During the initial phase, starting now, EU importers will be required to report the greenhouse gas emissions produced during the production of imported iron and steel, aluminum, cement, electricity, fertilizers, and hydrogen. From 2026 onwards, importers will need to purchase certificates to cover these CO2 emissions, leveling the playing field between EU industries that purchase permits from the EU carbon market and foreign producers. The goal is to encourage global adoption of greener production methods and prevent European manufacturers from shifting production to countries with lower environmental standards. The CBAM is also intended to ensure that EU industries do not lose out to international competitors while they invest in meeting the EU’s target of cutting net emissions by 55% by 2030 from 1990 levels.

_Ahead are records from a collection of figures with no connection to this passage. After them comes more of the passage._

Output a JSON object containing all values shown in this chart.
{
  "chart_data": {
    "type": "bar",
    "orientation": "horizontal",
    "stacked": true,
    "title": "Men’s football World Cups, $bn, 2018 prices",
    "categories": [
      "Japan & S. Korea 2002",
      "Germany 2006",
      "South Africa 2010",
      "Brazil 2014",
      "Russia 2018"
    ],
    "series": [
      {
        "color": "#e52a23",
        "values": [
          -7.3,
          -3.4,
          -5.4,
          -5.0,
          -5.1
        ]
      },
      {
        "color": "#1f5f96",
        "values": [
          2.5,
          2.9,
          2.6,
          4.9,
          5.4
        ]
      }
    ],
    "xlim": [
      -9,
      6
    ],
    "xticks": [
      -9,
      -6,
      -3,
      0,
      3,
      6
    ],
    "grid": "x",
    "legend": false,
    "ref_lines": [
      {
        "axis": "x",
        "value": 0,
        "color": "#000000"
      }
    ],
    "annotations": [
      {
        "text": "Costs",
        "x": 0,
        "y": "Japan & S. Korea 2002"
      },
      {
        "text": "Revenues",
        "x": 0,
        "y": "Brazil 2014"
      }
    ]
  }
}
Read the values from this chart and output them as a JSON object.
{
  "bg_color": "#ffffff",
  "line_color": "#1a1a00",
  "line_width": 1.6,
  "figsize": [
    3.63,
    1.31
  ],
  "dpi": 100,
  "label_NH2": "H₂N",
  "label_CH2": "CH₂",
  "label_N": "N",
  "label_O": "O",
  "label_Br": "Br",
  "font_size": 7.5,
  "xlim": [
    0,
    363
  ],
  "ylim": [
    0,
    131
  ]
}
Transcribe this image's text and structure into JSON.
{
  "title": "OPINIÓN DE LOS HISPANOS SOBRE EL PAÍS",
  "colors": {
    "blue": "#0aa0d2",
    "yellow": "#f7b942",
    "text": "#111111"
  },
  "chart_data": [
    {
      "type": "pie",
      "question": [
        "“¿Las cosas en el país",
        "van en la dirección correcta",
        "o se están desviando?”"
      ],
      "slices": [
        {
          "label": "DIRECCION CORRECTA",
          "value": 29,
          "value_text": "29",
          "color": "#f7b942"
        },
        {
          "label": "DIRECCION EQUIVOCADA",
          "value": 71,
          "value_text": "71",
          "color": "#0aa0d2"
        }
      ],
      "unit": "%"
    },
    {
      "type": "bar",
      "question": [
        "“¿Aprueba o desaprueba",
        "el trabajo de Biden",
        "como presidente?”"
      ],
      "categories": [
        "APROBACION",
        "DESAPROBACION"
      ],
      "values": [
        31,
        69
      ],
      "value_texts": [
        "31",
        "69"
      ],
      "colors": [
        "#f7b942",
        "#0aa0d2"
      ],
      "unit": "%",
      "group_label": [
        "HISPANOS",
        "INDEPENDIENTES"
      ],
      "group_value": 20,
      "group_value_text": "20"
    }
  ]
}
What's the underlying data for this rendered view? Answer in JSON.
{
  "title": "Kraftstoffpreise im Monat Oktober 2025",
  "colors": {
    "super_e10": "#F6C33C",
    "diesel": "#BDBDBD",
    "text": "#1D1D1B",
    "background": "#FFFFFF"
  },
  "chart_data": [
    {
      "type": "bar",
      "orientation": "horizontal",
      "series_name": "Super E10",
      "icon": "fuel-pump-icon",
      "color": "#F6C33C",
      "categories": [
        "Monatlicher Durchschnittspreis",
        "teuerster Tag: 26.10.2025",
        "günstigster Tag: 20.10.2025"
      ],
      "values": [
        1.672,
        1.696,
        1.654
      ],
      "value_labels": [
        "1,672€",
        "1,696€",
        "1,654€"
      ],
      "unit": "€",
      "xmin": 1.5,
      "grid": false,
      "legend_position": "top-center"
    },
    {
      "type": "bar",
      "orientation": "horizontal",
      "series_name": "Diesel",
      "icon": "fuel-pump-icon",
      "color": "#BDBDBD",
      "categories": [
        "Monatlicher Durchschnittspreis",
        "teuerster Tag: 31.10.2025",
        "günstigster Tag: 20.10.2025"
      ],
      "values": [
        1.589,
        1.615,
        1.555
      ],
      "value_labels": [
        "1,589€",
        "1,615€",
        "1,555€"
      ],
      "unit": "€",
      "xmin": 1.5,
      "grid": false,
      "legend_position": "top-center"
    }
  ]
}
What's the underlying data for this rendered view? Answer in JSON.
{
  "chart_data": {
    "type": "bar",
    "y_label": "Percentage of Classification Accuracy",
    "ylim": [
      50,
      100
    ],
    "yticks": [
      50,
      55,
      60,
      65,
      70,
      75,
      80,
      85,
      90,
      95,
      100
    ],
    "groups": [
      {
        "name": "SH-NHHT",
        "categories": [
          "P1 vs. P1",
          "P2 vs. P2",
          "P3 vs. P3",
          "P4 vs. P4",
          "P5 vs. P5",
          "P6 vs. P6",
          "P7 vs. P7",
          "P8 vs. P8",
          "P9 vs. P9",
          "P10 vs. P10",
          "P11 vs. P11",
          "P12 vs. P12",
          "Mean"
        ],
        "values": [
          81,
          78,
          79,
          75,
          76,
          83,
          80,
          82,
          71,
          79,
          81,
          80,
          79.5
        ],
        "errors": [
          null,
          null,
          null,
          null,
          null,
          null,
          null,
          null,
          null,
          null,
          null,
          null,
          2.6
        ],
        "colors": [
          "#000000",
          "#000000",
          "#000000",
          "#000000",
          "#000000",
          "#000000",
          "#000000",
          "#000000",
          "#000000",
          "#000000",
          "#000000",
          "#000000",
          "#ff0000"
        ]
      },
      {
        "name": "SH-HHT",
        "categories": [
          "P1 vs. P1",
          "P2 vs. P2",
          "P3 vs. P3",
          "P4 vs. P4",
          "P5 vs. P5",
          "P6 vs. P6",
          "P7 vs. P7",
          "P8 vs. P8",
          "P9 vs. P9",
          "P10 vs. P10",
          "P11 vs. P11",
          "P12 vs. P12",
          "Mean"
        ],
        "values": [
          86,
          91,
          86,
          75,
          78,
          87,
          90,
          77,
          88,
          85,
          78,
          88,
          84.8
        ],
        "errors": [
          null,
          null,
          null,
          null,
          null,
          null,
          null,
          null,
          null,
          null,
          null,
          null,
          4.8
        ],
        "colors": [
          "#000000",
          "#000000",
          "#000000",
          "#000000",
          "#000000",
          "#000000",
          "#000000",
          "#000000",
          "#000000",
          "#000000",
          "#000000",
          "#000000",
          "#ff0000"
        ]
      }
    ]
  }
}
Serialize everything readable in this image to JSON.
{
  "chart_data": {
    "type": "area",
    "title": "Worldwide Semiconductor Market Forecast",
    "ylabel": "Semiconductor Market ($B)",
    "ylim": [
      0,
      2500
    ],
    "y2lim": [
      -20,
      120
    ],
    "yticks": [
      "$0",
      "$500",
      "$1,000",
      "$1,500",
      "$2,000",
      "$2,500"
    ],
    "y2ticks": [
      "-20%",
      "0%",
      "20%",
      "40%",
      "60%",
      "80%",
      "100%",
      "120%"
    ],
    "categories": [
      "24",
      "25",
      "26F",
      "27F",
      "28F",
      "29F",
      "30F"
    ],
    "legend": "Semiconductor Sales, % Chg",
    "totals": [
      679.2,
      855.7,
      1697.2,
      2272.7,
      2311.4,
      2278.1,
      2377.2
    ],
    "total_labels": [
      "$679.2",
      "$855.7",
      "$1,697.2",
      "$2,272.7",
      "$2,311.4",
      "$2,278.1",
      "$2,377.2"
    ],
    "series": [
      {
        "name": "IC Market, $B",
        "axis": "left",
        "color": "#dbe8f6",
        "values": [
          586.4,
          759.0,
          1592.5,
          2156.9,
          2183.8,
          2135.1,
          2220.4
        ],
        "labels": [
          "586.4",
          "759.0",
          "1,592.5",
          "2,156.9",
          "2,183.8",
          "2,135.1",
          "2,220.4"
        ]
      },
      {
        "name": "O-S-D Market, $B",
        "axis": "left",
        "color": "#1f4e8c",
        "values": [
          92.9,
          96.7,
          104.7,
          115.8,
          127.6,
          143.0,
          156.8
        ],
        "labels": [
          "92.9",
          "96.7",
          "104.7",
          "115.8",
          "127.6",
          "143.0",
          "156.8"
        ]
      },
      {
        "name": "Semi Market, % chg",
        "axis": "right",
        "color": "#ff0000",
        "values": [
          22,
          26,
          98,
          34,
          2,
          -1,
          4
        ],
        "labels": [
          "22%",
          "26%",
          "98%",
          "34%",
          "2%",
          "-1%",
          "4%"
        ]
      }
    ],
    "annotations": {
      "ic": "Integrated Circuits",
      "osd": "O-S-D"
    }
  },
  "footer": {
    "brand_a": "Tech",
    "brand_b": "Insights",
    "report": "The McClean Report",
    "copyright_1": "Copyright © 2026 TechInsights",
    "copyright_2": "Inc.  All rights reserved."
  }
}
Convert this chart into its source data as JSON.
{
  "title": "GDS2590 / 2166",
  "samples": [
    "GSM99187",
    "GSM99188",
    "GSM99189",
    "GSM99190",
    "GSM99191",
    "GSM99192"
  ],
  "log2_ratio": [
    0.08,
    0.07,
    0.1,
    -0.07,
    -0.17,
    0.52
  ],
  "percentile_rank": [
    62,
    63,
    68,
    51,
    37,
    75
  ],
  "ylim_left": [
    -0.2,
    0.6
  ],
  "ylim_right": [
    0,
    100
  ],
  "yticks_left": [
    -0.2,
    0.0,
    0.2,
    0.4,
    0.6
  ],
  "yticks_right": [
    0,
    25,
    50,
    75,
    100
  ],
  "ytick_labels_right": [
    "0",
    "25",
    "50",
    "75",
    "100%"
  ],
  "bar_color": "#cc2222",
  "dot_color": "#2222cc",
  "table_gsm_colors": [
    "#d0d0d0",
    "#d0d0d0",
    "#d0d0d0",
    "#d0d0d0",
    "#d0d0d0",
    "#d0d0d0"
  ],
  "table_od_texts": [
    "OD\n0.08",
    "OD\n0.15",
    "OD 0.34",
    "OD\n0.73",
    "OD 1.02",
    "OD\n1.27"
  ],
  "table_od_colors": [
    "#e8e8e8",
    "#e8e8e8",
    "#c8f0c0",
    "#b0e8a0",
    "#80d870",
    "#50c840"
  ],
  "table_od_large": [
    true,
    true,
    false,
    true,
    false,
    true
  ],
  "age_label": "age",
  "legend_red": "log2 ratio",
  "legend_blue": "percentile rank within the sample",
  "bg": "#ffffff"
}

According to the European Commission, the border levy complies with World Trade Organization rules by treating foreign and domestic firms equally and allowing deductions from the border fees for any carbon prices already paid abroad. The EU insists that the CBAM is not about trade protection but rather about protecting the EU’s climate ambition and raising global climate ambition overall. The initial phase will serve as a test to determine the effectiveness of the CBAM in preventing the relocation of industrial production to countries with less ambitious climate policies. While European companies and trade partners such as China, Turkey, and the US have refrained from commenting on the launch, they anticipate minimal impact during the trial phase.